Convenience stores operate physically and psychologically at the heart of communities. No other business sector has the reach into these communities that local shops have. Because of this, we have played one of the most important roles in responding to the crisis. Customers have needed and used us more, and local store owners have had to quickly adapt to make sure that they can continue to serve their communities while keeping their colleagues and customers safe.
Local shops are important to everyone, but particularly to more vulnerable and isolated households. For many they are much more than just a place to shop: they act as a community hub that people can visit to see a friendly face and have a chat. Findings from our Community Barometer show that local shops are viewed by consumers as one of the top three services for reducing loneliness in local areas, due to their social nature.
We also know from the Local Shop Report that 72% of customers either know the people running their local shop well, or at least have the odd friendly conversation here and there.
At the beginning of the outbreak, the Government instructed us to stay inside as much as possible. We were no longer able to visit loved ones, leaving many feeling lonely and isolated. Millions of clinically vulnerable people across the country were also required to shield, meaning they were unable to leave the house and urgently needed a solution for sourcing food.

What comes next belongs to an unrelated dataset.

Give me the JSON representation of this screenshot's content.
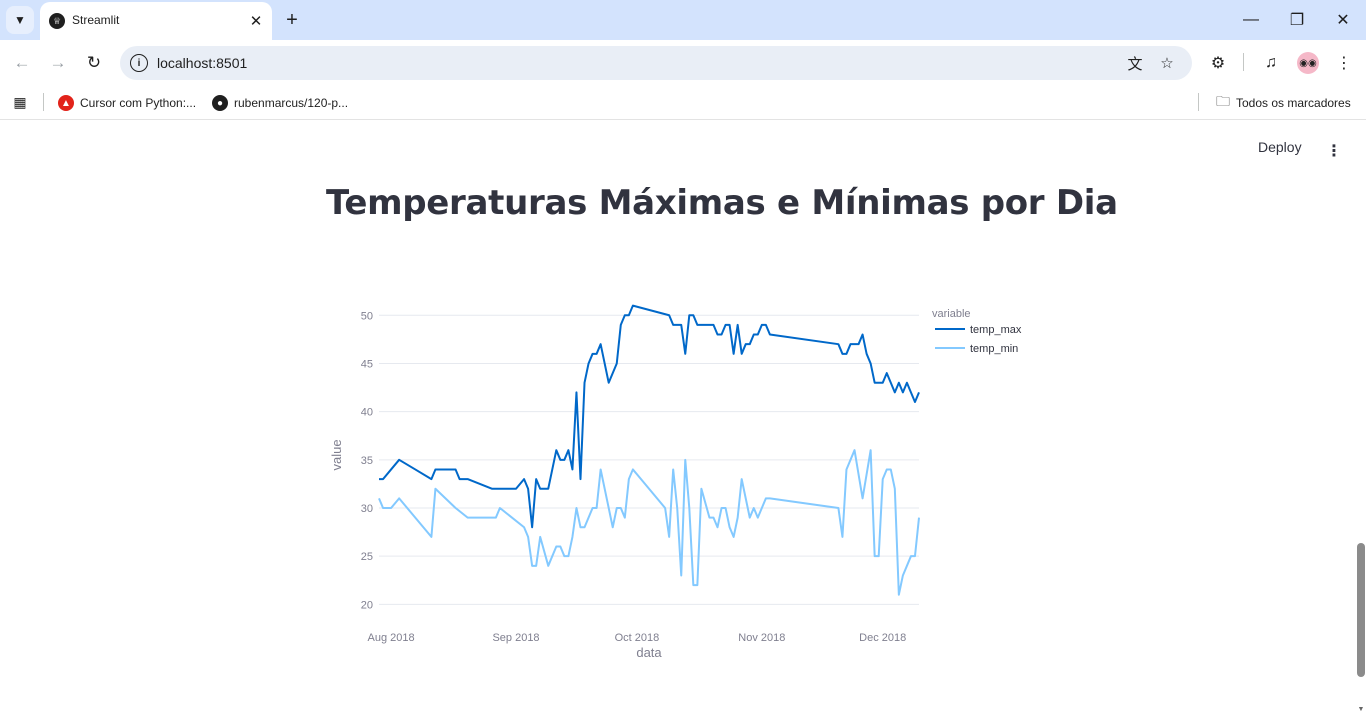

Local shops could no longer support their communities just by being open; they had to adapt their range to provide more food and other essentials. And they had to change some of the ways they operated.
Our research has found that since the start of the coronavirus outbreak, local shops have been making over 600,000 home grocery deliveries per week. These deliveries have been crucial for local people – especially for those who are self-isolating, elderly, or otherwise unable to leave the house. For most local shops, this was a totally new service offering, and systems were put together for taking orders, receiving payments, and physically delivering products, all in a matter of days.
Speaking to retailers in our sector we have heard that one of the most popular volunteer posts is the person standing outside the shop checking on the queues because it allows them to have a chat with local people, often picking up on issues and identifying more ways the store can help; whether through deliveries, ordering different products or addressing concerns over safety. The gradual easing of restrictions will increase this support further as colleagues will be able to engage more and more with their customers.
Local shops are lifelines for the communities that they serve, this is especially true in times of crisis and disruption and we are proud of the positive role that our sector plays in tackling loneliness in their communities.